Con la actitud de la minga, o el paro armado, o el acto subversivo, o como se quiera llamar, aprendimos muchas cosas.

Reafirmamos lo que ya sabíamos, en Colombia o en cualquier país del mundo, no puede haber más de una justicia. En Colombia tenemos tres, donde cada una aplica su propia justicia, lo que se consigue es el caos. El caos que estamos viviendo, no sabemos quién la aplica y para qué casos. Por ejemplo: una de las justicias nuestras lleva un año averiguando una fecha y no ha podido. Entonces no se puede proceder y, como consecuencia, no hay justicia.

Con la minga aprendimos que no se puede confiar en una organización que permite que se infiltren grupos criminales en sus actos y, como resultado, se violen las leyes y la Constitución de Colombia. Ese hecho debe tener sanción para la organización responsable.

Con el acto violento de taponamiento de las carreteras, de quema de vehículos, de muerte de un agente del orden, del deterioro de las vías públicas y todos esos actos subversivos, afirmamos lo que sabíamos, que los cultivadores de coca y procesadores de cocaína apelan a cualquier acto violento para proteger sus negocios y para someter a los que se suponen pacíficos.

Aprendimos también que el primer mandatario debe ser prudente y consciente de lo que puede pasar frente a unos grupos infiltrados por la guerrilla y los narcotraficantes. Que debe actuar con energía, pero sin precipitaciones, así como lo hizo el presidente Duque. Cumplió con lo prometido: una vez levantado el bloqueo a las carreteras fue a reunirse con los organizadores de la violencia, pero sin dejarse llevar hasta el sacrificio de su vida como fue advertido. Cumplidor de lo que prometió, sí, pero no bobo como para exponer su vida y con ella el desastre para Colombia. Gracias señor presidente.

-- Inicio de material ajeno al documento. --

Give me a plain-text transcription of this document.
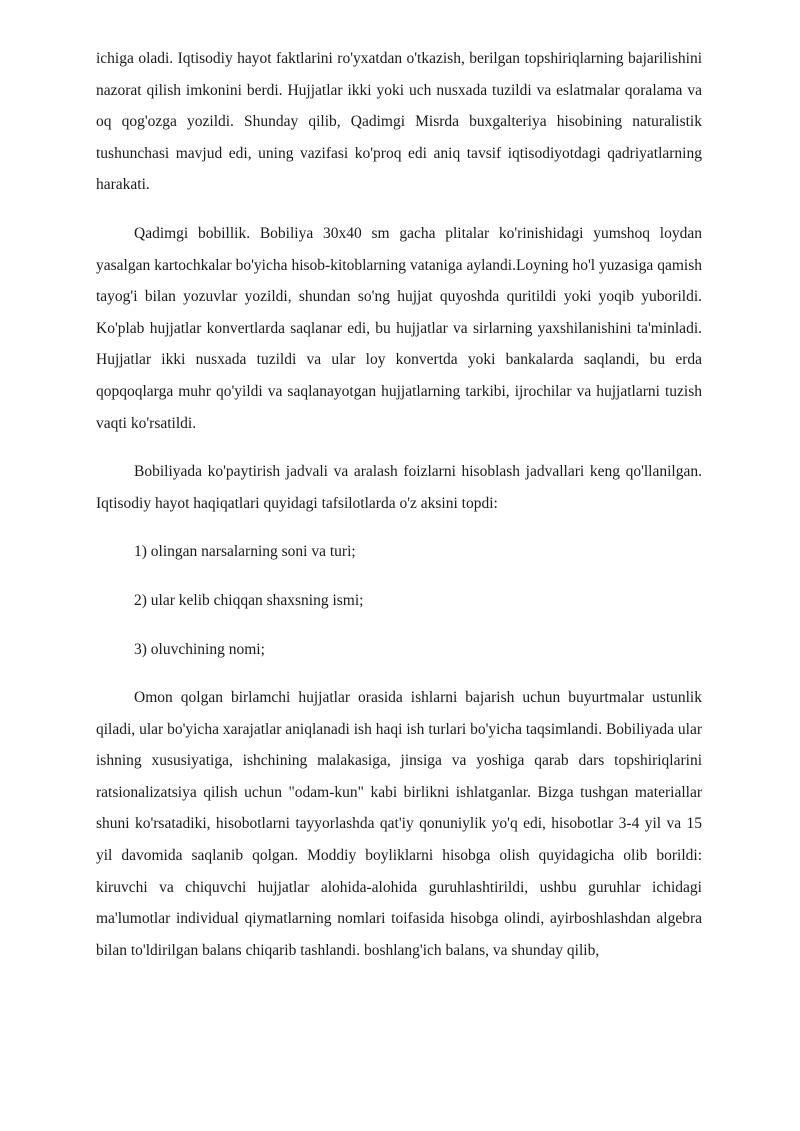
ichiga oladi. Iqtisodiy hayot faktlarini ro'yxatdan o'tkazish, berilgan topshiriqlarning bajarilishini nazorat qilish imkonini berdi. Hujjatlar ikki yoki uch nusxada tuzildi va eslatmalar qoralama va oq qog'ozga yozildi. Shunday qilib, Qadimgi Misrda buxgalteriya hisobining naturalistik tushunchasi mavjud edi, uning vazifasi ko'proq edi aniq tavsif iqtisodiyotdagi qadriyatlarning harakati.

Qadimgi bobillik. Bobiliya 30x40 sm gacha plitalar ko'rinishidagi yumshoq loydan yasalgan kartochkalar bo'yicha hisob-kitoblarning vataniga aylandi.Loyning ho'l yuzasiga qamish tayog'i bilan yozuvlar yozildi, shundan so'ng hujjat quyoshda quritildi yoki yoqib yuborildi. Ko'plab hujjatlar konvertlarda saqlanar edi, bu hujjatlar va sirlarning yaxshilanishini ta'minladi. Hujjatlar ikki nusxada tuzildi va ular loy konvertda yoki bankalarda saqlandi, bu erda qopqoqlarga muhr qo'yildi va saqlanayotgan hujjatlarning tarkibi, ijrochilar va hujjatlarni tuzish vaqti ko'rsatildi.

Bobiliyada ko'paytirish jadvali va aralash foizlarni hisoblash jadvallari keng qo'llanilgan. Iqtisodiy hayot haqiqatlari quyidagi tafsilotlarda o'z aksini topdi:

1) olingan narsalarning soni va turi;

2) ular kelib chiqqan shaxsning ismi;

3) oluvchining nomi;

Omon qolgan birlamchi hujjatlar orasida ishlarni bajarish uchun buyurtmalar ustunlik qiladi, ular bo'yicha xarajatlar aniqlanadi ish haqi ish turlari bo'yicha taqsimlandi. Bobiliyada ular ishning xususiyatiga, ishchining malakasiga, jinsiga va yoshiga qarab dars topshiriqlarini ratsionalizatsiya qilish uchun "odam-kun" kabi birlikni ishlatganlar. Bizga tushgan materiallar shuni ko'rsatadiki, hisobotlarni tayyorlashda qat'iy qonuniylik yo'q edi, hisobotlar 3-4 yil va 15 yil davomida saqlanib qolgan. Moddiy boyliklarni hisobga olish quyidagicha olib borildi: kiruvchi va chiquvchi hujjatlar alohida-alohida guruhlashtirildi, ushbu guruhlar ichidagi ma'lumotlar individual qiymatlarning nomlari toifasida hisobga olindi, ayirboshlashdan algebra bilan to'ldirilgan balans chiqarib tashlandi. boshlang'ich balans, va shunday qilib,
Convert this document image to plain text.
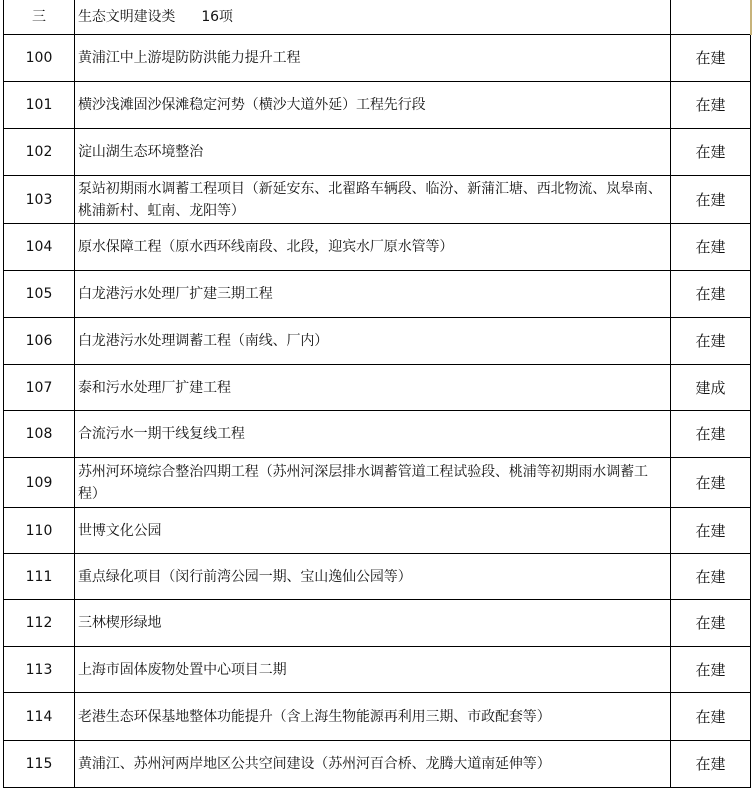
三	生态文明建设类 16项	
100	黄浦江中上游堤防防洪能力提升工程	在建
101	横沙浅滩固沙保滩稳定河势（横沙大道外延）工程先行段	在建
102	淀山湖生态环境整治	在建
103	泵站初期雨水调蓄工程项目（新延安东、北翟路车辆段、临汾、新蒲汇塘、西北物流、岚皋南、桃浦新村、虹南、龙阳等）	在建
104	原水保障工程（原水西环线南段、北段，迎宾水厂原水管等）	在建
105	白龙港污水处理厂扩建三期工程	在建
106	白龙港污水处理调蓄工程（南线、厂内）	在建
107	泰和污水处理厂扩建工程	建成
108	合流污水一期干线复线工程	在建
109	苏州河环境综合整治四期工程（苏州河深层排水调蓄管道工程试验段、桃浦等初期雨水调蓄工程）	在建
110	世博文化公园	在建
111	重点绿化项目（闵行前湾公园一期、宝山逸仙公园等）	在建
112	三林楔形绿地	在建
113	上海市固体废物处置中心项目二期	在建
114	老港生态环保基地整体功能提升（含上海生物能源再利用三期、市政配套等）	在建
115	黄浦江、苏州河两岸地区公共空间建设（苏州河百合桥、龙腾大道南延伸等）	在建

Aprendimos que no se puede prometer más de lo que se pueda cumplir, como lo hizo Juanpa –como le gusta que le digamos– y entregarle el compromiso, imposible de cumplir, al que viene. Mentiroso como la minga e irresponsable como los violentos que la acompañaron.

Todo lo que pasó en el suroccidente del país tiene unos responsables, esos responsables son los organizadores de la minga y los llamados infiltrados. Como en todo acto bueno o malo, el responsable de lo que pase debe pagar por lo que suceda. El presidente se comprometió a entregar unos recursos para unas obras importantes y necesarias, pero lo que no debe hacer es darles el dinero a los jefes de las comunidades indígenas. Los dineros se deben entregar en obras controladas por el Gobierno. Ya sabemos lo que puede pasar cuando se les entrega a unas comunidades que se dejan manejar por otros grupos que atentan contra el pueblo colombiano.

Si los responsables de los daños físicos y económicos son los organizadores de los actos, como suponemos, son ellos quienes deben responder por los mismos. La forma de hacerlos pagar los daños es simplemente descontarles de lo prometido el costo de la reparación de vías, las pérdidas de alimentos, las pérdidas de los transportadores. No se puede permitir que los daños, producto de actos ilegales, sigan siendo pagados por todos los colombianos.